Это правда, и самое хорошее, что эту правду не надо скрывать, а можно говорить, и тут же видеть эту самую улыбку и снова в ней тонуть. Его полные имя-фамилия не воспринимаются и не любятся, а сокращенное, почти кличка — совершенно ложится на всю твою жизнь, как хорошие стихи на хорошую музыку. А голос его по телефону неосязаемый, чужой. Ты не отвыкла еще от другого голоса в трубке. Но с любыми именами и голосами, и выходками ты Его уже любишь и принимаешь полностью, и почему-то не боишься себе и ему в этом признаваться. И делать это между делом, потому что все равно ведь времени нет, только ночи на песке или в море, где и так все понятно. А днем он покупает тебе кефир. И говорит:

— Я не такой хороший, каким кажусь. Ты знаешь?

— Уже знаю.

— Тебя это не пугает?

— Нет.

— Как это может быть?

— (Сама не знаешь как, но примерно чувствуешь.) Когда ты откусываешь абрикос, красивый и сладкий, думаешь ли ты о том, что внутри него косточка, а в косточке — очень горькая сердцевинка?

— Нет.

— А я не думаю о твоей нехорошести.

Ты не просто о ней не думаешь, ты, конечно, в нее не веришь. Ты уже живешь в его рубашке, а еще и трех недель не прошло с первого рукопожатия. Двух — с первого поцелуя. Дальше поцелуев идти не может, но это не мешает тебе чувствовать себя его женщиной.
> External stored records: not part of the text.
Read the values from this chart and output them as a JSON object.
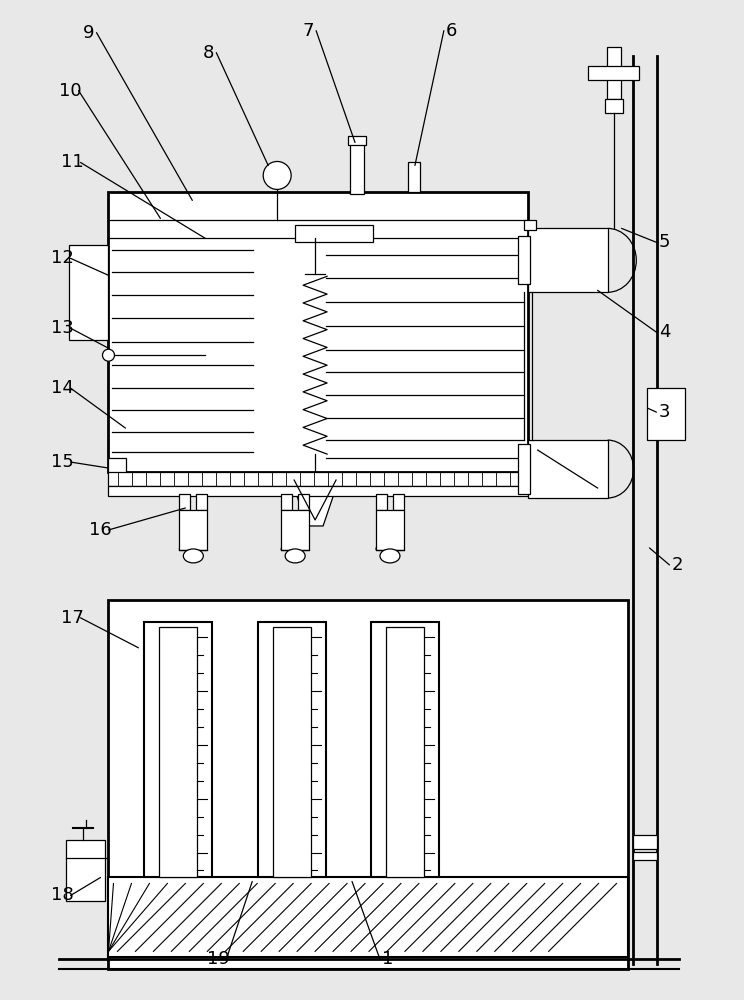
{
  "bg_color": "#e8e8e8",
  "line_color": "#000000",
  "labels": [
    [
      "9",
      88,
      32,
      192,
      200
    ],
    [
      "10",
      70,
      90,
      160,
      218
    ],
    [
      "11",
      72,
      162,
      205,
      238
    ],
    [
      "12",
      62,
      258,
      108,
      275
    ],
    [
      "13",
      62,
      328,
      108,
      348
    ],
    [
      "14",
      62,
      388,
      125,
      428
    ],
    [
      "15",
      62,
      462,
      108,
      468
    ],
    [
      "16",
      100,
      530,
      185,
      508
    ],
    [
      "17",
      72,
      618,
      138,
      648
    ],
    [
      "8",
      208,
      52,
      268,
      165
    ],
    [
      "7",
      308,
      30,
      355,
      142
    ],
    [
      "6",
      452,
      30,
      415,
      165
    ],
    [
      "5",
      665,
      242,
      622,
      228
    ],
    [
      "4",
      665,
      332,
      598,
      290
    ],
    [
      "3",
      665,
      412,
      648,
      408
    ],
    [
      "2",
      678,
      565,
      650,
      548
    ],
    [
      "1",
      388,
      960,
      352,
      882
    ],
    [
      "18",
      62,
      896,
      100,
      878
    ],
    [
      "19",
      218,
      960,
      252,
      882
    ]
  ]
}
— Мы ничего не делаем, а я почему-то думаю, что изменяю.

— Конечно, изменяешь.

И тебе стыдно за «почему-то». А потом все переворачивается с ног на голову, и ты уже, наоборот, изменяешь ему со своим все еще законным хозяином. Хотя и он тебя только целует и только ночью между лопаток, когда ты лежишь спиной к нему. Лежишь и понимаешь, что лучше отдаться всему миру, чем этому одному.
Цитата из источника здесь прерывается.